A tweezer bottom is a two-candle reversal pattern where two consecutive candles print matching lows after a downtrend. The first candle drives hard into the low — usually bearish, with strong downside momentum. The second candle retests the same exact low, then closes higher. That rejection at one price tells you buyers stepped in twice and won the fight.
What Does a Tweezer Bottom Candlestick Pattern Indicate?
A tweezer bottom indicates selling pressure has stalled at a specific support level. The market took two swings at breaking lower. Both times, buyers absorbed the supply.
That double rejection forces short sellers to cover and brings dip buyers off the sidelines. The result? A defended floor traders can now lean against — at least until price proves them wrong.
Is the Tweezer Bottom Candlestick Pattern Bullish or Bearish?
Bullish. The tweezer bottom is a bullish reversal pattern. It forms after a down move and ends with buyers defending the same low on two separate tests. That shift — from seller control to buyer control at a defined price — is what makes it a reversal signal worth watching.
How to Identify a Tweezer Bottom Candlestick Pattern?
You spot a tweezer bottom when two candles share the same low after a downtrend, and the second candle closes stronger than the first. Here's the checklist:
- Prior trend: A clear decline or selloff into support. No downtrend, no reversal pattern.
- Matching lows: Two candles whose lows align — wick-to-wick or body-to-wick. Small tolerance is fine; the market doesn't print perfect.
- First candle: Usually bearish, with downside momentum driving into the low.
- Second candle: Retests the same low and closes higher. A bullish close strengthens the signal.

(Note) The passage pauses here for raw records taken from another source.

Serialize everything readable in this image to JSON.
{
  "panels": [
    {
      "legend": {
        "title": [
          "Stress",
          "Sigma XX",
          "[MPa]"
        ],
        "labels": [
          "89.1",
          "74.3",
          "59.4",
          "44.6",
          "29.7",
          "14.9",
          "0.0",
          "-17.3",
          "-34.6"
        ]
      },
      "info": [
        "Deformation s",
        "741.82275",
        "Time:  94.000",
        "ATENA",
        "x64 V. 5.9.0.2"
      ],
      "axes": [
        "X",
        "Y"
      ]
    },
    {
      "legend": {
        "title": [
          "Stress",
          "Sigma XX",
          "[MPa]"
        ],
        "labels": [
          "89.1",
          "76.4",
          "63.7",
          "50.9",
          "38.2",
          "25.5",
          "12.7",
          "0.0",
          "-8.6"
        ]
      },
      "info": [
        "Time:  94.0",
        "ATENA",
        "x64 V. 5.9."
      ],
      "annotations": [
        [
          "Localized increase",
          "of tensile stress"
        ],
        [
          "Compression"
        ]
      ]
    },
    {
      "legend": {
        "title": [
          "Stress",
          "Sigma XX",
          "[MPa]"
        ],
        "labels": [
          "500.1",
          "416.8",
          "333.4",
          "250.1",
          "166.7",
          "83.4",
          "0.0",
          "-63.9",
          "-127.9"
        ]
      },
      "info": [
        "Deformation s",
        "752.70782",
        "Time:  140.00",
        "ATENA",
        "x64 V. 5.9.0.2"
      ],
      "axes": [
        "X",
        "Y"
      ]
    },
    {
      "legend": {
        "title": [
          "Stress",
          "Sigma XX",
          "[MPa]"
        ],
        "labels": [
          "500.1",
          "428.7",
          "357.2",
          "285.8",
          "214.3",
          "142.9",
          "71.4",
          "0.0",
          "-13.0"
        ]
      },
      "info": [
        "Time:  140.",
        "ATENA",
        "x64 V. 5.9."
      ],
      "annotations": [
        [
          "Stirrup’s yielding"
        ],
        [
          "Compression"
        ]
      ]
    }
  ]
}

- Location: The cleanest setups show up at obvious swing lows or well-defined support zones. Random tweezers in chop are noise — ignore them.
How to Trade a Tweezer Bottom Candlestick Pattern?

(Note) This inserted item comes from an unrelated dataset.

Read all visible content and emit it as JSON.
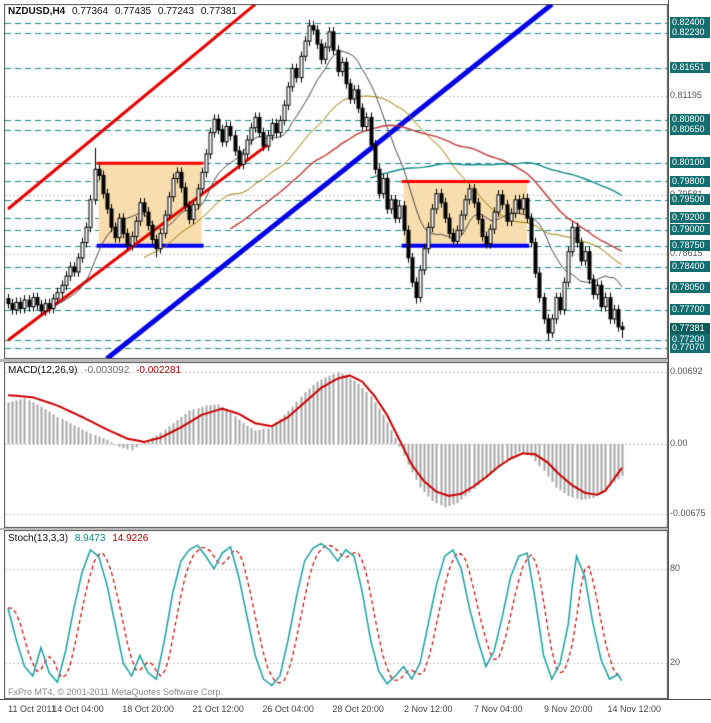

Treat the equal low as your invalidation point. Use the next candle's strength as confirmation that buyers are stepping in. Here's the playbook:
- Entry: Go long when a confirmation candle closes above the second candle's high. Or wait for the breakout trigger above that high.
- Stop loss: Place it a few ticks (or pips) below the shared low. If price breaks the floor you're trading off, you're wrong — get out.

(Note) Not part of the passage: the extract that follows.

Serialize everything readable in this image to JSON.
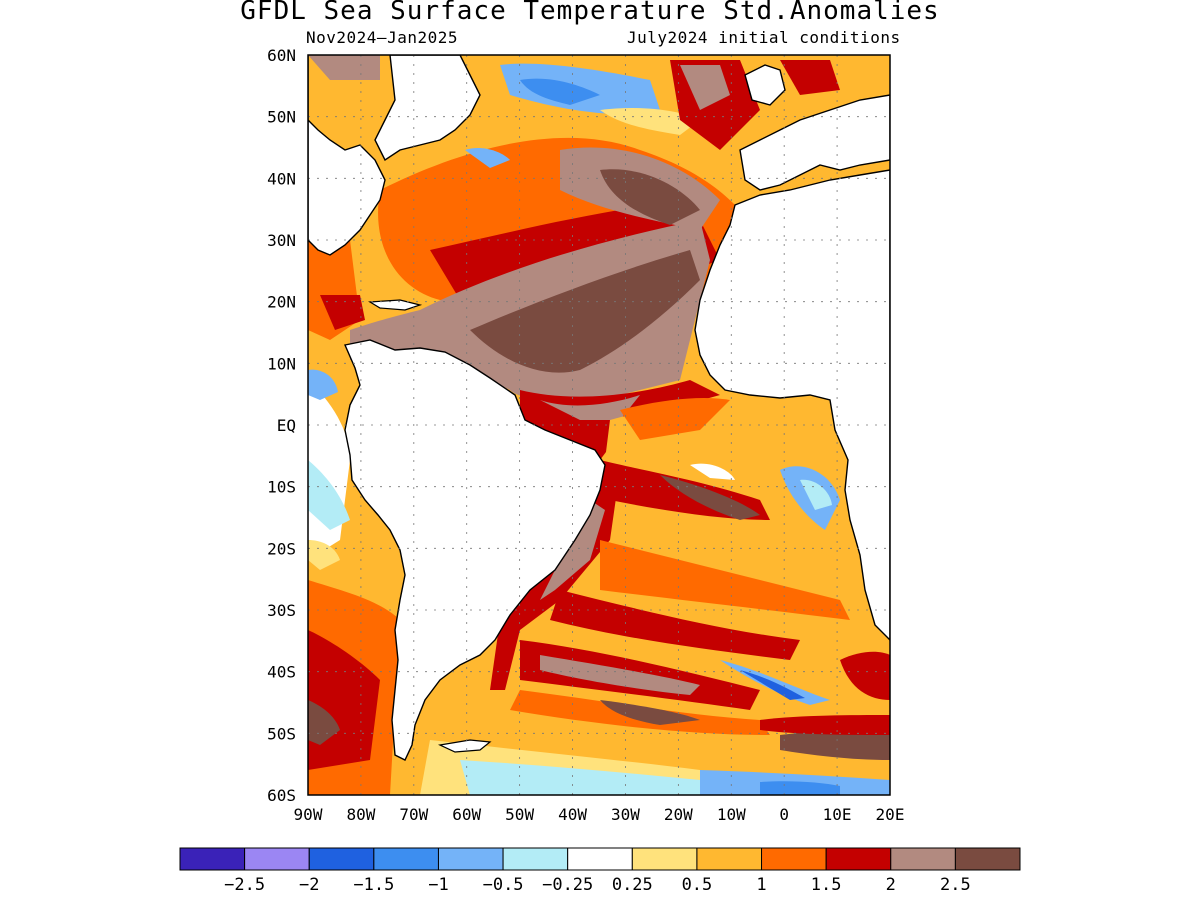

- Profit target: Aim for the next overhead resistance — prior swing high, breakdown level, moving average, or supply zone. Only take the trade if that target gives you clean reward against your stop.
- Failure trigger: A decisive close below the shared low kills the setup. When that happens, the pattern often flips into continuation lower.
What Happens After a Tweezer Bottom Candlestick Pattern?
Price usually attempts a reversal bounce — but follow-through is where setups separate themselves. Strong tweezers push into the next resistance zone, with buyers building higher highs and higher lows.
Weak ones stall out. You'll see price chop sideways, retest the shared low, or break down entirely. When the equal low fails, the downtrend resumes — and the pattern goes from setup to trap. Watch the second test closely. That's where the truth shows up.